The average 30-year fixed-rate mortgage fell 4 basis points from the prior week to 4.97% in Freddie Mac’s Primary Mortgage Market Survey for the week ended Feb. 11. The 30-year was 19 BPS better that 52 weeks prior.
In the Mortech-MortgageDaily.com Mortgage Market Index report for the week ended yesterday, the conventional 30-year was unchanged for the fourth consecutive week at 4.875%. The report was based on 139,529 Mortech Inc. user inquiries during the week. But the 30-year jumbo declined to 5.75% from 6.00%, reducing the jumbo spread to 88 BPS from the previous week’s 113 BPS.
The average 15-year fixed-rate mortgage also fell in Freddie’s survey from last week — down 6 BPS to 4.34%. The conventional 15-year was unchanged at 4.250% in the Mortech-MortgageDaily.com report.
The yield on the 10-year Treasury bond, an indicator of mortgage rate movements, jumped to 3.740% near mid-day, according to WSJ.com. The 10-year yield closed at 3.62% last Thursday based on U.S. Department of the Treasury data.

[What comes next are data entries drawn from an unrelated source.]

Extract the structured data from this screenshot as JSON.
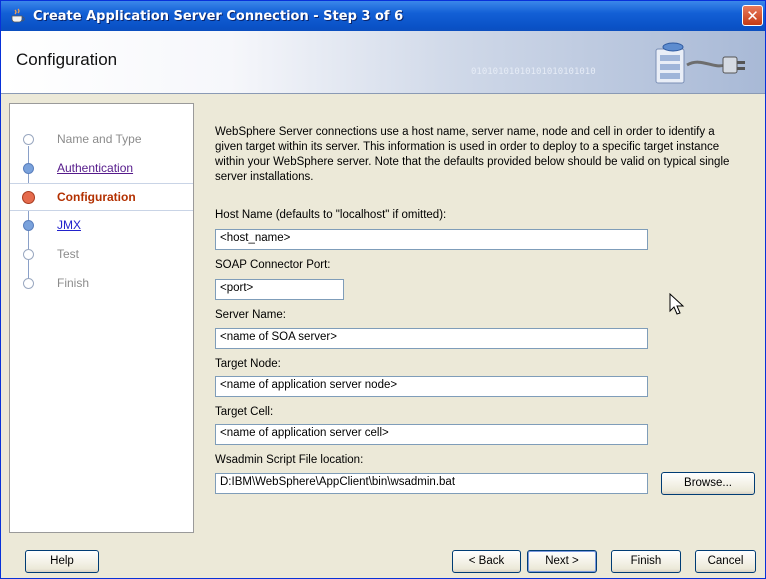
{
  "window": {
    "title": "Create Application Server Connection - Step 3 of 6",
    "close_glyph": "✕"
  },
  "header": {
    "heading": "Configuration",
    "binary_text": "01010101010101010101010",
    "graphic_icon": "server-connection-graphic"
  },
  "nav": {
    "items": [
      {
        "label": "Name and Type",
        "state": "disabled"
      },
      {
        "label": "Authentication",
        "state": "visited"
      },
      {
        "label": "Configuration",
        "state": "current"
      },
      {
        "label": "JMX",
        "state": "link"
      },
      {
        "label": "Test",
        "state": "disabled"
      },
      {
        "label": "Finish",
        "state": "disabled"
      }
    ]
  },
  "main": {
    "intro": "WebSphere Server connections use a host name, server name, node and cell in order to identify a given target within its server. This information is used in order to deploy to a specific target instance within your WebSphere server. Note that the defaults provided below should be valid on typical single server installations.",
    "host_name_label": "Host Name (defaults to \"localhost\" if omitted):",
    "host_name_value": "<host_name>",
    "soap_port_label": "SOAP Connector Port:",
    "soap_port_value": "<port>",
    "server_name_label": "Server Name:",
    "server_name_value": "<name of SOA server>",
    "target_node_label": "Target Node:",
    "target_node_value": "<name of application server node>",
    "target_cell_label": "Target Cell:",
    "target_cell_value": "<name of application server cell>",
    "wsadmin_label": "Wsadmin Script File location:",
    "wsadmin_value": "D:IBM\\WebSphere\\AppClient\\bin\\wsadmin.bat",
    "browse_label": "Browse..."
  },
  "footer": {
    "help": "Help",
    "back": "< Back",
    "next": "Next >",
    "finish": "Finish",
    "cancel": "Cancel"
  },
  "colors": {
    "title_bar": "#0a52c7",
    "current_step": "#b33000",
    "link": "#551a8b"
  }
}
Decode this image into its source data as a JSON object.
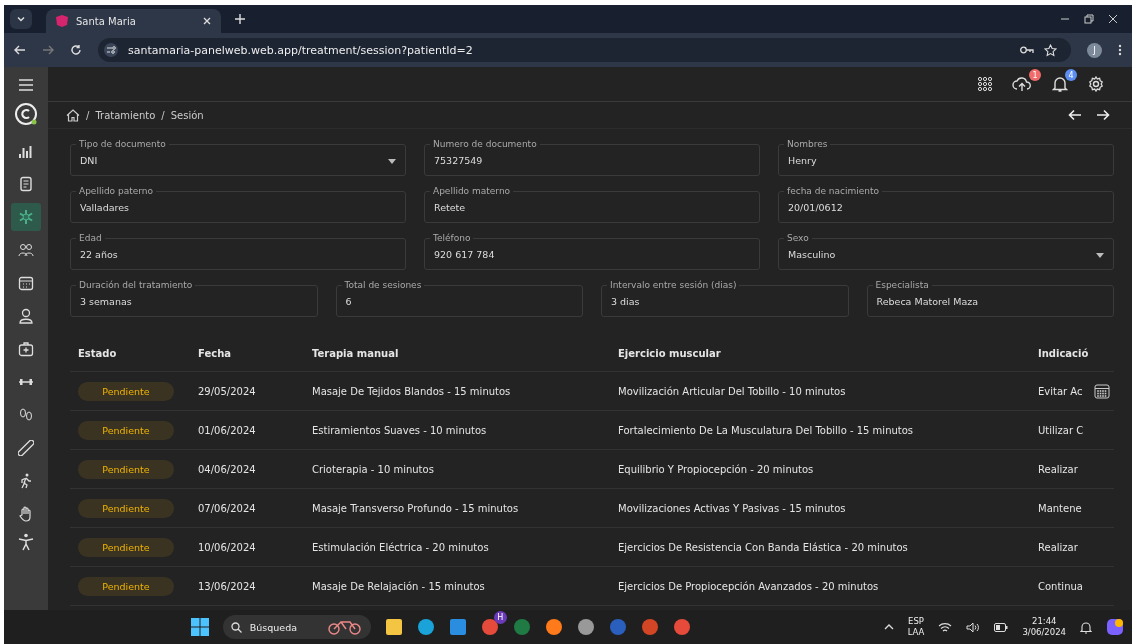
{
  "browser": {
    "tab_title": "Santa Maria",
    "url": "santamaria-panelweb.web.app/treatment/session?patientId=2",
    "profile": "J"
  },
  "topbar": {
    "upload_badge": "1",
    "notifications_badge": "4"
  },
  "sidebar": {
    "items": [
      {
        "selected": false
      },
      {
        "selected": false
      },
      {
        "selected": true
      },
      {
        "selected": false
      },
      {
        "selected": false
      },
      {
        "selected": false
      },
      {
        "selected": false
      },
      {
        "selected": false
      },
      {
        "selected": false
      },
      {
        "selected": false
      },
      {
        "selected": false
      },
      {
        "selected": false
      }
    ]
  },
  "breadcrumb": [
    {
      "separator": "/",
      "label": "Tratamiento"
    },
    {
      "separator": "/",
      "label": "Sesión"
    }
  ],
  "form": {
    "rows": [
      [
        {
          "label": "Tipo de documento",
          "value": "DNI",
          "kind": "select"
        },
        {
          "label": "Numero de documento",
          "value": "75327549",
          "kind": "text"
        },
        {
          "label": "Nombres",
          "value": "Henry",
          "kind": "text"
        }
      ],
      [
        {
          "label": "Apellido paterno",
          "value": "Valladares",
          "kind": "text"
        },
        {
          "label": "Apellido materno",
          "value": "Retete",
          "kind": "text"
        },
        {
          "label": "fecha de nacimiento",
          "value": "20/01/0612",
          "kind": "text"
        }
      ],
      [
        {
          "label": "Edad",
          "value": "22 años",
          "kind": "text"
        },
        {
          "label": "Teléfono",
          "value": "920 617 784",
          "kind": "text"
        },
        {
          "label": "Sexo",
          "value": "Masculino",
          "kind": "select"
        }
      ],
      [
        {
          "label": "Duración del tratamiento",
          "value": "3 semanas",
          "kind": "text"
        },
        {
          "label": "Total de sesiones",
          "value": "6",
          "kind": "text"
        },
        {
          "label": "Intervalo entre sesión (dias)",
          "value": "3 dias",
          "kind": "text"
        },
        {
          "label": "Especialista",
          "value": "Rebeca Matorel Maza",
          "kind": "text"
        }
      ]
    ]
  },
  "table": {
    "columns": [
      "Estado",
      "Fecha",
      "Terapia manual",
      "Ejercicio muscular",
      "Indicació"
    ],
    "rows": [
      {
        "status": "Pendiente",
        "date": "29/05/2024",
        "therapy": "Masaje De Tejidos Blandos - 15 minutos",
        "exercise": "Movilización Articular Del Tobillo - 10 minutos",
        "indication": "Evitar Ac"
      },
      {
        "status": "Pendiente",
        "date": "01/06/2024",
        "therapy": "Estiramientos Suaves - 10 minutos",
        "exercise": "Fortalecimiento De La Musculatura Del Tobillo - 15 minutos",
        "indication": "Utilizar C"
      },
      {
        "status": "Pendiente",
        "date": "04/06/2024",
        "therapy": "Crioterapia - 10 minutos",
        "exercise": "Equilibrio Y Propiocepción - 20 minutos",
        "indication": "Realizar"
      },
      {
        "status": "Pendiente",
        "date": "07/06/2024",
        "therapy": "Masaje Transverso Profundo - 15 minutos",
        "exercise": "Movilizaciones Activas Y Pasivas - 15 minutos",
        "indication": "Mantene"
      },
      {
        "status": "Pendiente",
        "date": "10/06/2024",
        "therapy": "Estimulación Eléctrica - 20 minutos",
        "exercise": "Ejercicios De Resistencia Con Banda Elástica - 20 minutos",
        "indication": "Realizar"
      },
      {
        "status": "Pendiente",
        "date": "13/06/2024",
        "therapy": "Masaje De Relajación - 15 minutos",
        "exercise": "Ejercicios De Propiocepción Avanzados - 20 minutos",
        "indication": "Continua"
      }
    ]
  },
  "taskbar": {
    "search_placeholder": "Búsqueda",
    "chrome_badge": "H",
    "language": "ESP",
    "layout": "LAA",
    "time": "21:44",
    "date": "3/06/2024"
  }
}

The roughly 12 basis-point rise suggests mortgage rates might do the same by next week’s report.
But mortgage rates are likely to remain unchanged based on responses from more than half of the 100 panelists surveyed by BankRate.com for the week Feb. 11 to Feb. 17. However, rates will rise at least 3 BPS according to 40 panelists, while seven predicted a decline.

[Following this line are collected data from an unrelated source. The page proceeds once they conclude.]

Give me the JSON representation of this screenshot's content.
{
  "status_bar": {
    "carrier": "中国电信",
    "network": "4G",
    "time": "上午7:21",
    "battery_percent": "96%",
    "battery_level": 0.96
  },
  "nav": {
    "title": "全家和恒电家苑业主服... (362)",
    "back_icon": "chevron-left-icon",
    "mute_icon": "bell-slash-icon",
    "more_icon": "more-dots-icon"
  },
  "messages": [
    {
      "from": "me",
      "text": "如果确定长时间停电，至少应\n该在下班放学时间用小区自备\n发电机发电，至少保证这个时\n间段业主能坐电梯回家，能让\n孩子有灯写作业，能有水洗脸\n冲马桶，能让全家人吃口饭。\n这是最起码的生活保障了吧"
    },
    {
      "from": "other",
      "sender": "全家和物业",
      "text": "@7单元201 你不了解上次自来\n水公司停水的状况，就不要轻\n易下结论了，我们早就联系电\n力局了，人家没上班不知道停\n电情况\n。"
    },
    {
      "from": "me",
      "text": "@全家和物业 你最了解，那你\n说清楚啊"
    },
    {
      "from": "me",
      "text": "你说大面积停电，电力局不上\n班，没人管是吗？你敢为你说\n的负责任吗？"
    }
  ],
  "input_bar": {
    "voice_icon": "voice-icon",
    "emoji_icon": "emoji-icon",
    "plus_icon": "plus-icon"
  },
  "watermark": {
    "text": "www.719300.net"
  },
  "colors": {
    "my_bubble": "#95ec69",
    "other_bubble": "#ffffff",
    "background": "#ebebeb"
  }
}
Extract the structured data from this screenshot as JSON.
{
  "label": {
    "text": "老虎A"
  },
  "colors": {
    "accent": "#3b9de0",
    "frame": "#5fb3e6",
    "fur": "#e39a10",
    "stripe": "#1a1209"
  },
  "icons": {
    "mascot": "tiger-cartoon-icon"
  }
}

Down 8 BPS from seven days earlier, Freddie said the five-year Treasury-indexed hybrid adjustable-rate mortgage averaged 4.19%.

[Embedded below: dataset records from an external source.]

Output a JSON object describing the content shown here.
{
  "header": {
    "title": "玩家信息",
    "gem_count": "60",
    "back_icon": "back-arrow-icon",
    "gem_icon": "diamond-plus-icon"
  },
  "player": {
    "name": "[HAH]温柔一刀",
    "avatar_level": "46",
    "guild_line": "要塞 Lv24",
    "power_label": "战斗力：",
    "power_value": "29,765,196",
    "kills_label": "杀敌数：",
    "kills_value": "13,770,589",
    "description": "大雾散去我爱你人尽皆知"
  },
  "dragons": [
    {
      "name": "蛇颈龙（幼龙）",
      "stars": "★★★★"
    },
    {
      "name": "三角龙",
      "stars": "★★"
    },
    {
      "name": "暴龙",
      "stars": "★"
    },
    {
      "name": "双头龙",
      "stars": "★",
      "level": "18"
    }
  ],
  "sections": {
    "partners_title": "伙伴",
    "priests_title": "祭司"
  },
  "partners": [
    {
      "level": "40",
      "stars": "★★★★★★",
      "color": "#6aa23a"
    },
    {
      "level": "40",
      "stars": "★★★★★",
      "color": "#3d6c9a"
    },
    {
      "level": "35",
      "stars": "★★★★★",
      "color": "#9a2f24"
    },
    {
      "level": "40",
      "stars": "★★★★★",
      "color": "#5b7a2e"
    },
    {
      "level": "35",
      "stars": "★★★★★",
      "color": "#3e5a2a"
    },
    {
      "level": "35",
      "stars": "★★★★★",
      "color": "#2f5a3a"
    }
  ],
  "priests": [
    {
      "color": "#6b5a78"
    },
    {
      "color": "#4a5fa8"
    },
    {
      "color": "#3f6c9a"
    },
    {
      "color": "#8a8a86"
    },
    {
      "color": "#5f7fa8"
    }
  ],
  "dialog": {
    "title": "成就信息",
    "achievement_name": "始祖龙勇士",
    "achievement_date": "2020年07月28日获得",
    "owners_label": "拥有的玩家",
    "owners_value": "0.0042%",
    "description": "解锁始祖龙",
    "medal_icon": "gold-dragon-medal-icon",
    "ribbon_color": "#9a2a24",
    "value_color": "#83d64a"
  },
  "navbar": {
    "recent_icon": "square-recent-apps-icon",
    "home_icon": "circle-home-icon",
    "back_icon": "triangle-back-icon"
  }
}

The one-year Treasury-indexed ARM rose, however, to 4.33% from the prior week’s 4.22%. But the one-year was lower than 4.94% the prior year. The underlying index, the yield on the one-year Treasury bill, closed yesterday at 0.38%, up from 0.35% a week earlier, according to Treasury Department data.
The London Interbank Offered Rate rose to 0.39% yesterday from 0.38% one week prior, Bankrate.com reported.
ARMs represented 4.5% of applications tracked in the Mortgage Bankers Association’s Weekly Mortgage Applications Survey for the week ended Feb. 5, the same as the week before.
The Mortgage Market Index increased around 8% this week, with inquiries-per-user jumping to 35 from around 32 last week. The average U.S. loan amount climbed to $210,624 from $207,116 last week. Washington, D.C.’s, average $309,953 loan amount was highest, followed by Hawaii’s $290,740 and Alaska’s $275,756.
In MBA’s survey, which reflects data that is one week older, applications declined 1% on a seasonally adjusted basis. Purchase activity supported the decline, falling 7%, while refinances were off by 1%.
The share of activity that was for refinances edged up to 48% in the Mortech-MortgageDaily.com report. The rate-term share was 33%, while the cashout share was 15%. MBA’s older data indicated that total refinance share edged up to 70% from 69%.